My macOS host is designed on more…let us be charitable and say “classic” lines. Despite being a single-user box, it has 130 users defined! All but a few are system users, owing to the fact that macOS has a development history traceable back to BSD Unix in the early 1980s. Thankfully, it is missing classic system users like sendmail, and most of the system users it does define are named with a leading underscore to distinguish them, yet one cannot help but draw a valuable distinction here.

Podman CoreOS doesn’t need these throwbacks. It has namespaces and all the rest of the elements that make up Linux containerization.

Rootless by Default

One huge reason for the longstanding popularity of the system users concept is that classic Unix (and then Linux) servers started all daemons as root as part of the boot process, even if the service had no need for root privileges. When there was good cause to start as root — as with Apache binding to port 80 — a well-designed daemon would drop root privilege as soon as it could.

And what would it drop to? The system user you configured it to use, of course.

While all of that can still be done in the modern Podman world, the pressures that made it the primary path no longer exist.

First systemd came along with the concept of user services, allowing service startup to be delayed until the system reached multi-user stage, or even until after the user logged in. Second, because such services run under a regular user account, the damage they can do is inherently limited. Then Podman came along and added all of what we’re discussing in this article.

Podman’s Quadlet feature lets us combine both capabilities: start a service in the background on boot as a normal user, but under an isolated userns. This not only provides every bit of the security the ancient system user concept was meant to provide, it provides more.

Secure by Default, Porous by Configuration

Linux namespaces are not an all-or-nothing proposition.

One major aspect of this is that there are multiple namespaces, allowing you to erect certain barriers while leaving others down. Podman makes good use of this itself in its eponymous ”pod” feature. By default, containers in a pod share a network namespace while having different pidns and userns, allowing them to communicate via TCP and UDP but not interfere with each other otherwise.

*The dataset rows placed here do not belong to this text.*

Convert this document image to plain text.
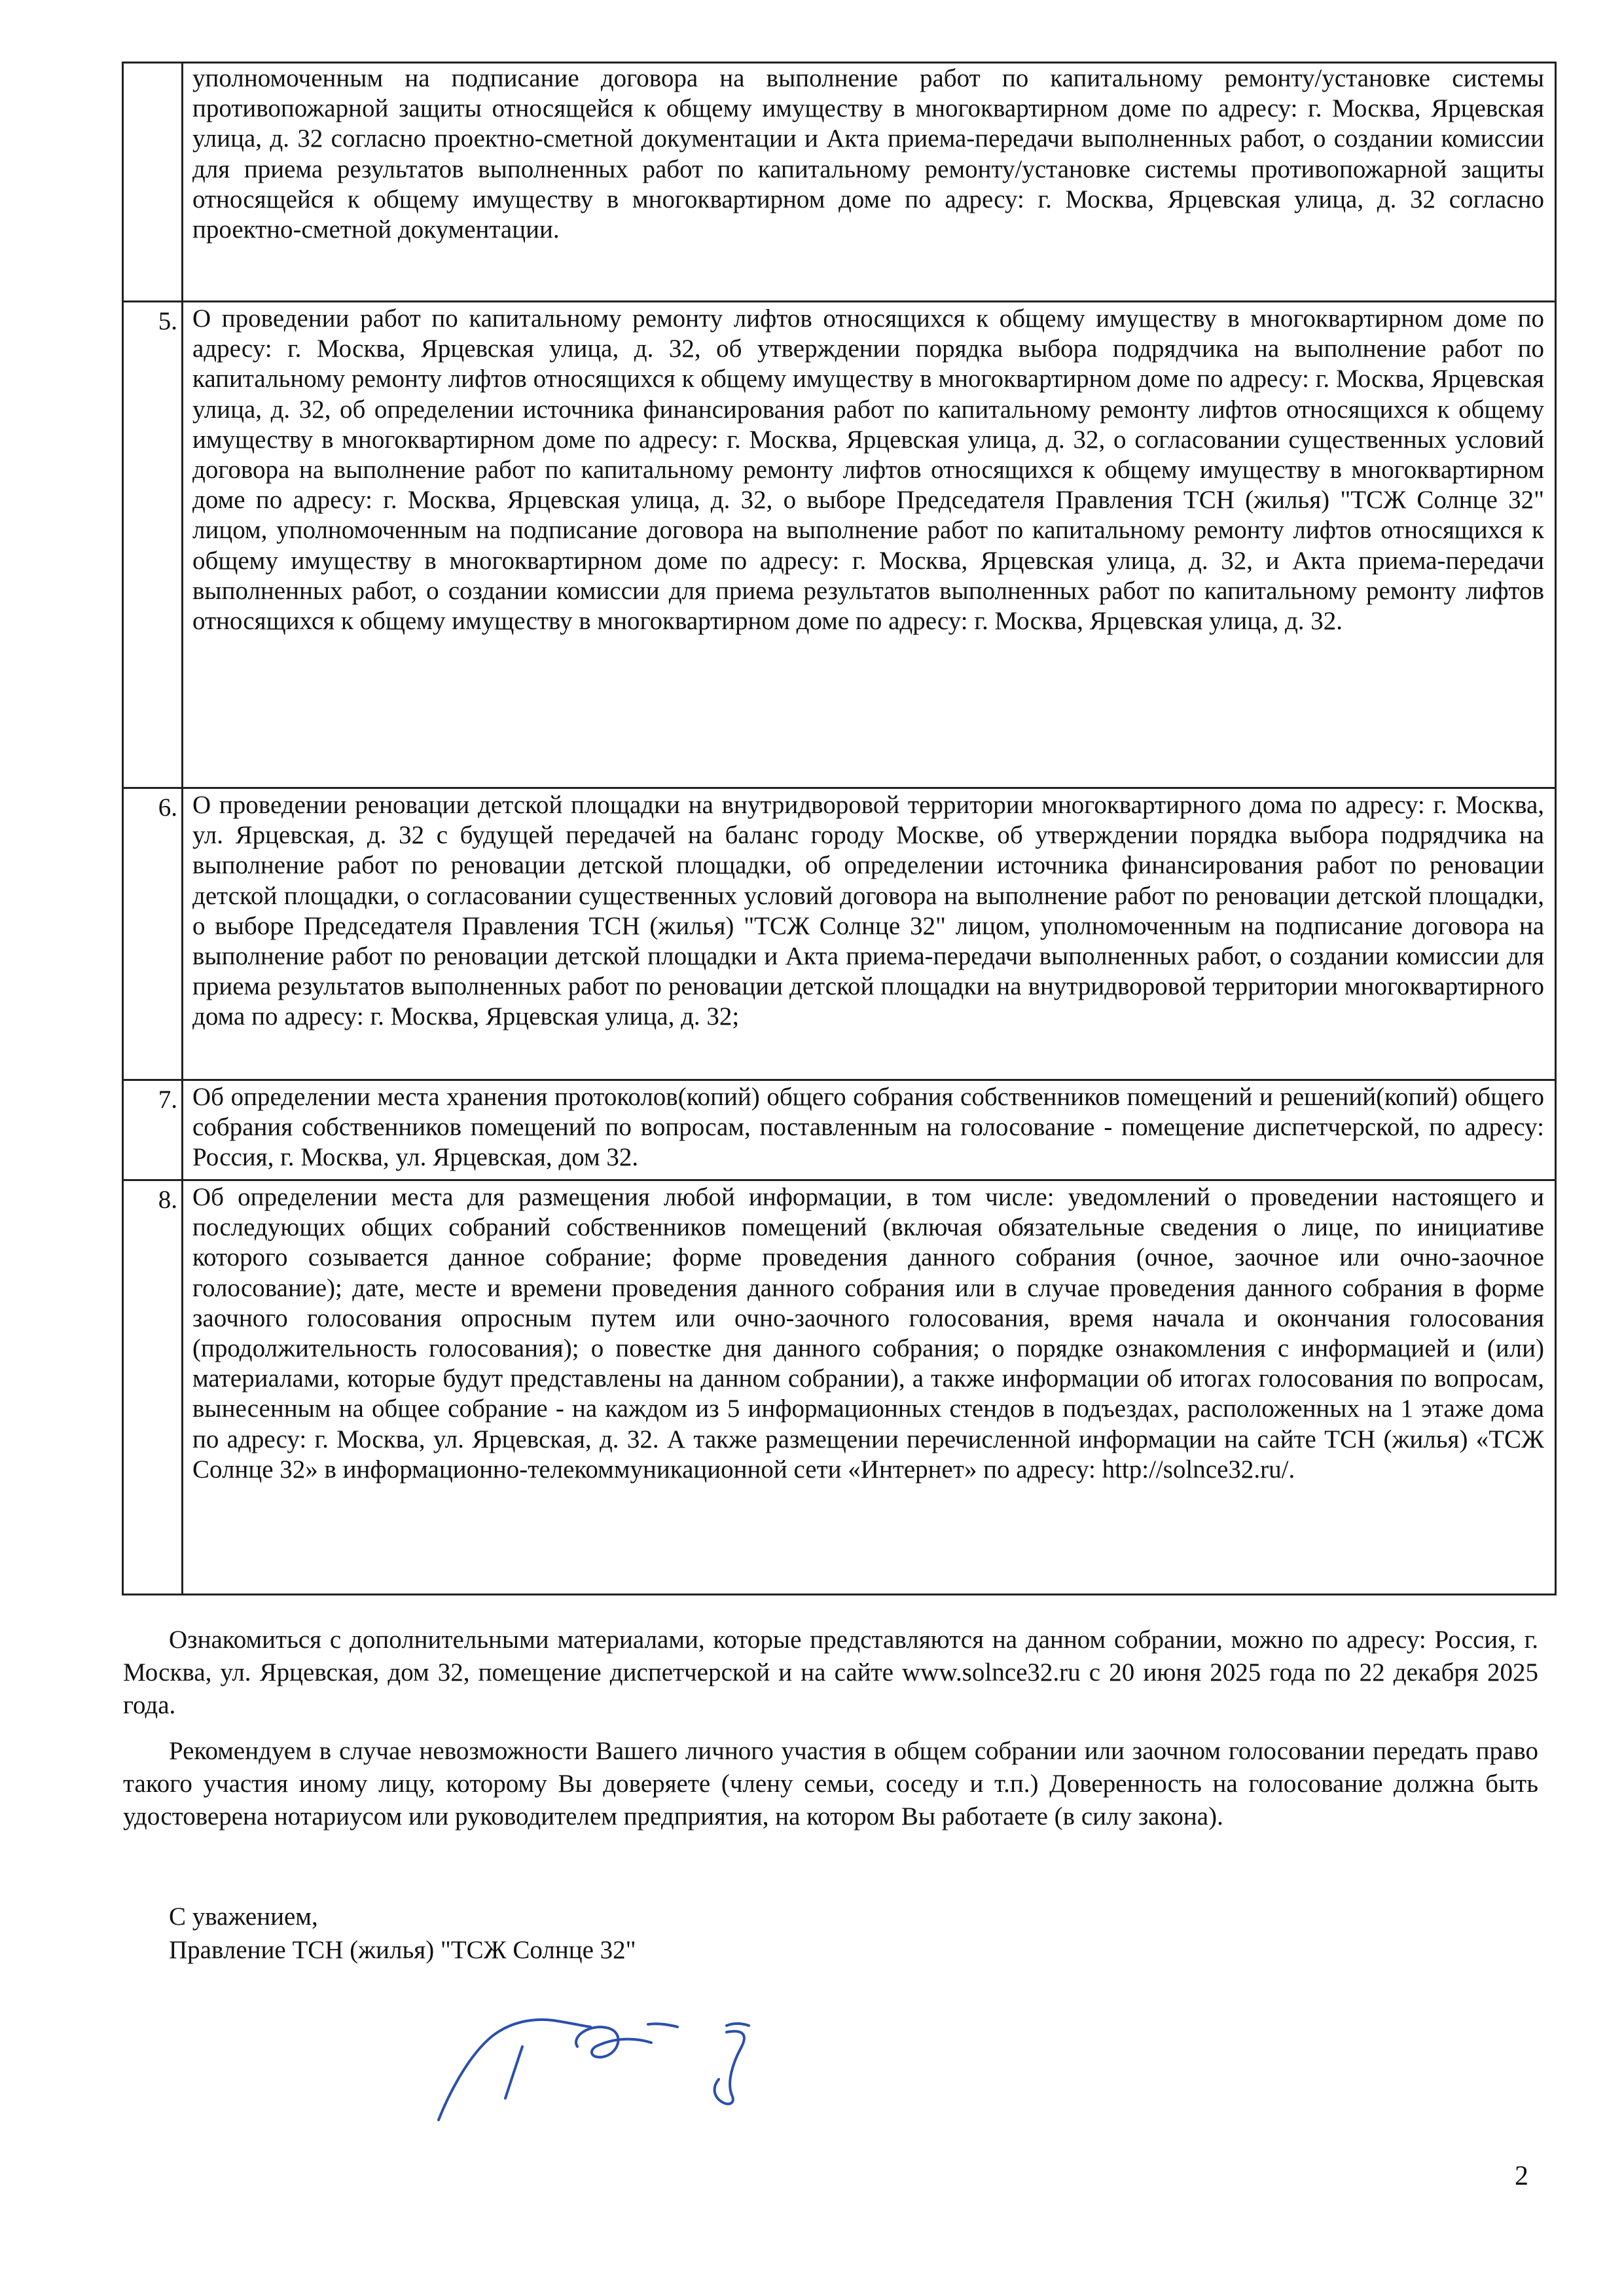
	уполномоченным на подписание договора на выполнение работ по капитальному ремонту/установке системы противопожарной защиты относящейся к общему имуществу в многоквартирном доме по адресу: г. Москва, Ярцевская улица, д. 32 согласно проектно-сметной документации и Акта приема-передачи выполненных работ, о создании комиссии для приема результатов выполненных работ по капитальному ремонту/установке системы противопожарной защиты относящейся к общему имуществу в многоквартирном доме по адресу: г. Москва, Ярцевская улица, д. 32 согласно проектно-сметной документации.
5.	О проведении работ по капитальному ремонту лифтов относящихся к общему имуществу в многоквартирном доме по адресу: г. Москва, Ярцевская улица, д. 32, об утверждении порядка выбора подрядчика на выполнение работ по капитальному ремонту лифтов относящихся к общему имуществу в многоквартирном доме по адресу: г. Москва, Ярцевская улица, д. 32, об определении источника финансирования работ по капитальному ремонту лифтов относящихся к общему имуществу в многоквартирном доме по адресу: г. Москва, Ярцевская улица, д. 32, о согласовании существенных условий договора на выполнение работ по капитальному ремонту лифтов относящихся к общему имуществу в многоквартирном доме по адресу: г. Москва, Ярцевская улица, д. 32, о выборе Председателя Правления ТСН (жилья) "ТСЖ Солнце 32" лицом, уполномоченным на подписание договора на выполнение работ по капитальному ремонту лифтов относящихся к общему имуществу в многоквартирном доме по адресу: г. Москва, Ярцевская улица, д. 32, и Акта приема-передачи выполненных работ, о создании комиссии для приема результатов выполненных работ по капитальному ремонту лифтов относящихся к общему имуществу в многоквартирном доме по адресу: г. Москва, Ярцевская улица, д. 32.
6.	О проведении реновации детской площадки на внутридворовой территории многоквартирного дома по адресу: г. Москва, ул. Ярцевская, д. 32 с будущей передачей на баланс городу Москве, об утверждении порядка выбора подрядчика на выполнение работ по реновации детской площадки, об определении источника финансирования работ по реновации детской площадки, о согласовании существенных условий договора на выполнение работ по реновации детской площадки, о выборе Председателя Правления ТСН (жилья) "ТСЖ Солнце 32" лицом, уполномоченным на подписание договора на выполнение работ по реновации детской площадки и Акта приема-передачи выполненных работ, о создании комиссии для приема результатов выполненных работ по реновации детской площадки на внутридворовой территории многоквартирного дома по адресу: г. Москва, Ярцевская улица, д. 32;
7.	Об определении места хранения протоколов(копий) общего собрания собственников помещений и решений(копий) общего собрания собственников помещений по вопросам, поставленным на голосование - помещение диспетчерской, по адресу: Россия, г. Москва, ул. Ярцевская, дом 32.
8.	Об определении места для размещения любой информации, в том числе: уведомлений о проведении настоящего и последующих общих собраний собственников помещений (включая обязательные сведения о лице, по инициативе которого созывается данное собрание; форме проведения данного собрания (очное, заочное или очно-заочное голосование); дате, месте и времени проведения данного собрания или в случае проведения данного собрания в форме заочного голосования опросным путем или очно-заочного голосования, время начала и окончания голосования (продолжительность голосования); о повестке дня данного собрания; о порядке ознакомления с информацией и (или) материалами, которые будут представлены на данном собрании), а также информации об итогах голосования по вопросам, вынесенным на общее собрание - на каждом из 5 информационных стендов в подъездах, расположенных на 1 этаже дома по адресу: г. Москва, ул. Ярцевская, д. 32. А также размещении перечисленной информации на сайте ТСН (жилья) «ТСЖ Солнце 32» в информационно-телекоммуникационной сети «Интернет» по адресу: http://solnce32.ru/.

Ознакомиться с дополнительными материалами, которые представляются на данном собрании, можно по адресу: Россия, г. Москва, ул. Ярцевская, дом 32, помещение диспетчерской и на сайте www.solnce32.ru с 20 июня 2025 года по 22 декабря 2025 года.

Рекомендуем в случае невозможности Вашего личного участия в общем собрании или заочном голосовании передать право такого участия иному лицу, которому Вы доверяете (члену семьи, соседу и т.п.) Доверенность на голосование должна быть удостоверена нотариусом или руководителем предприятия, на котором Вы работаете (в силу закона).

С уважением,
Правление ТСН (жилья) "ТСЖ Солнце 32"
2
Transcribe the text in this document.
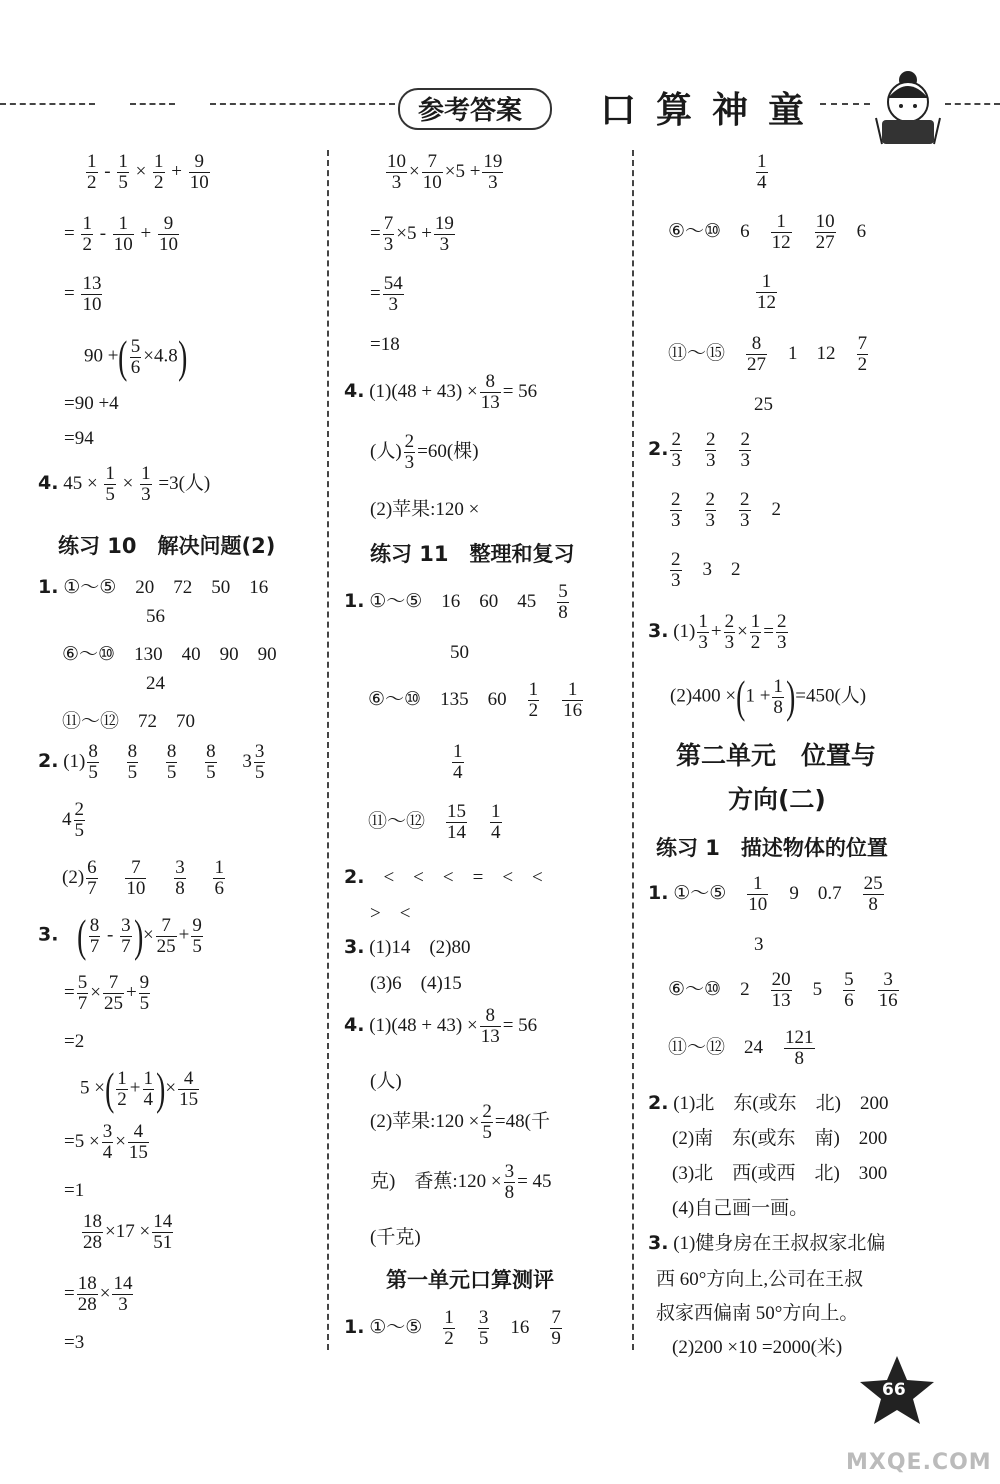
参考答案 口算神童
$\frac{1}{2} - \frac{1}{5} \times \frac{1}{2} + \frac{9}{10}$
= $\frac{1}{2} - \frac{1}{10} + \frac{9}{10}$
= $\frac{13}{10}$
90 +( $\frac{5}{6} \times 4.8$)
=90 +4
=94
4. $45 \times \frac{1}{5} \times \frac{1}{3} =3$(人)
练习 10　解决问题(2)
1. ①～⑤　20　72　50　16
56
⑥～⑩　130　40　90　90
24
⑪～⑫　72　70
2. $(1) \frac{8}{5}$
　 $\frac{8}{5}$
　 $\frac{8}{5}$
　 $\frac{8}{5}$
　 $3 \frac{3}{5}$
$4 \frac{2}{5}$
$(2) \frac{6}{7}$
　 $\frac{7}{10}$
　 $\frac{3}{8}$
　 $\frac{1}{6}$
3.　 ( $\frac{8}{7} - \frac{3}{7}$ )× $\frac{7}{25} + \frac{9}{5}$
= $\frac{5}{7} \times \frac{7}{25} + \frac{9}{5}$
=2
5 ×( $\frac{1}{2} + \frac{1}{4}$ )× $\frac{4}{15}$
$=5 \times \frac{3}{4} \times \frac{4}{15}$
=1
$\frac{18}{28} \times 17 \times \frac{14}{51}$
= $\frac{18}{28} \times \frac{14}{3}$
=3
$\frac{10}{3} \times \frac{7}{10} \times 5 + \frac{19}{3}$
= $\frac{7}{3} \times 5 + \frac{19}{3}$
= $\frac{54}{3}$
=18
4. $(1)(48 + 43) \times \frac{8}{13} = 56$
(人) $\frac{2}{3} =60$(棵)
(2)苹果:120 ×
练习 11　整理和复习
1. ①～⑤　16　60　45　 $\frac{5}{8}$
50
⑥～⑩　135　60　 $\frac{1}{2}$
　 $\frac{1}{16}$
$\frac{1}{4}$
⑪～⑫　 $\frac{15}{14}$
　 $\frac{1}{4}$
2.　 <　<　<　=　<　<
>　<
3. (1)14　(2)80
(3)6　(4)15
4. $(1)(48 + 43) \times \frac{8}{13} = 56$
(人)
(2)苹果:120 × $\frac{2}{5} =48$(千
克)　香蕉:120 × $\frac{3}{8} = 45$
(千克)
第一单元口算测评
1. ①～⑤　 $\frac{1}{2}$
　 $\frac{3}{5}$
　 16　 $\frac{7}{9}$
$\frac{1}{4}$
⑥～⑩　6　 $\frac{1}{12}$
　 $\frac{10}{27}$
　 6
$\frac{1}{12}$
⑪～⑮　 $\frac{8}{27}$
　 1　12　 $\frac{7}{2}$
25
2. $\frac{2}{3}$
　 $\frac{2}{3}$
　 $\frac{2}{3}$
$\frac{2}{3}$
　 $\frac{2}{3}$
　 $\frac{2}{3}$
　 2
$\frac{2}{3}$
　 3　2
3. $(1) \frac{1}{3} + \frac{2}{3} \times \frac{1}{2} = \frac{2}{3}$
$(2)400 \times(1 + \frac{1}{8} )=450$(人)
第二单元　位置与
方向(二)
练习 1　描述物体的位置
1. ①～⑤　 $\frac{1}{10}$
　 9　0.7　 $\frac{25}{8}$
3
⑥～⑩　2　 $\frac{20}{13}$
　 5　 $\frac{5}{6}$
　 $\frac{3}{16}$
⑪～⑫　24　 $\frac{121}{8}$
2. (1)北　东(或东　北)　200
(2)南　东(或东　南)　200
(3)北　西(或西　北)　300
(4)自己画一画。
3. (1)健身房在王叔叔家北偏
西 60°方向上,公司在王叔
叔家西偏南 50°方向上。
(2)200 ×10 =2000(米)
66
MXQE.COM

Another aspect is that each namespace is configurable through Podman, giving you a measure of control over the “dimensions” of each barrier. This is not the place to get into details; suffice it to say that your choice is generally not between having the barrier or not. Search the docs for “namespace” to get an idea of the level of control Podman gives you over this aspect of its internal operation.

License

This work is © 2025 by Warren Young and is licensed under CC BY-NC-SA 4.0


  1. ^ Commonly either 500 or 999, the stock behavior for macOS and mainstream Linux distros.
  2. ^ UID 501 the first regular user ID under macOS, showing the split between system users and human users discussed at the top of this article.
  3. ^ And the container certainly cannot see PID 1 on the true host in my case, macOS’s /sbin/launchd.
  4. ^ …which might not exist, as with the podman machine case.
  5. ^ This is a particular worry with containers since old versions of containerd used an abstract socket, as does DBus to this day. This can allow powerful effects which are off-topic for this article, so let me simply say that you should avoid use of --network=host if a primary goal of your use of containerization is improved security.
  6. ^ Full details of the default are more complicated.
  7. ^ Docker has a vaguely similar feature, being the --userns-remap flag on the background container engine. The primary negative consequence of this design is that it affects all containers on that system. Podman's daemonless nature allows every container can arrange UID remapping separately, per each container's needs.
  8. ^ One may say podman machine init on a Linux host as well, if one would like to follow along without moving over to a macOS or Windows box.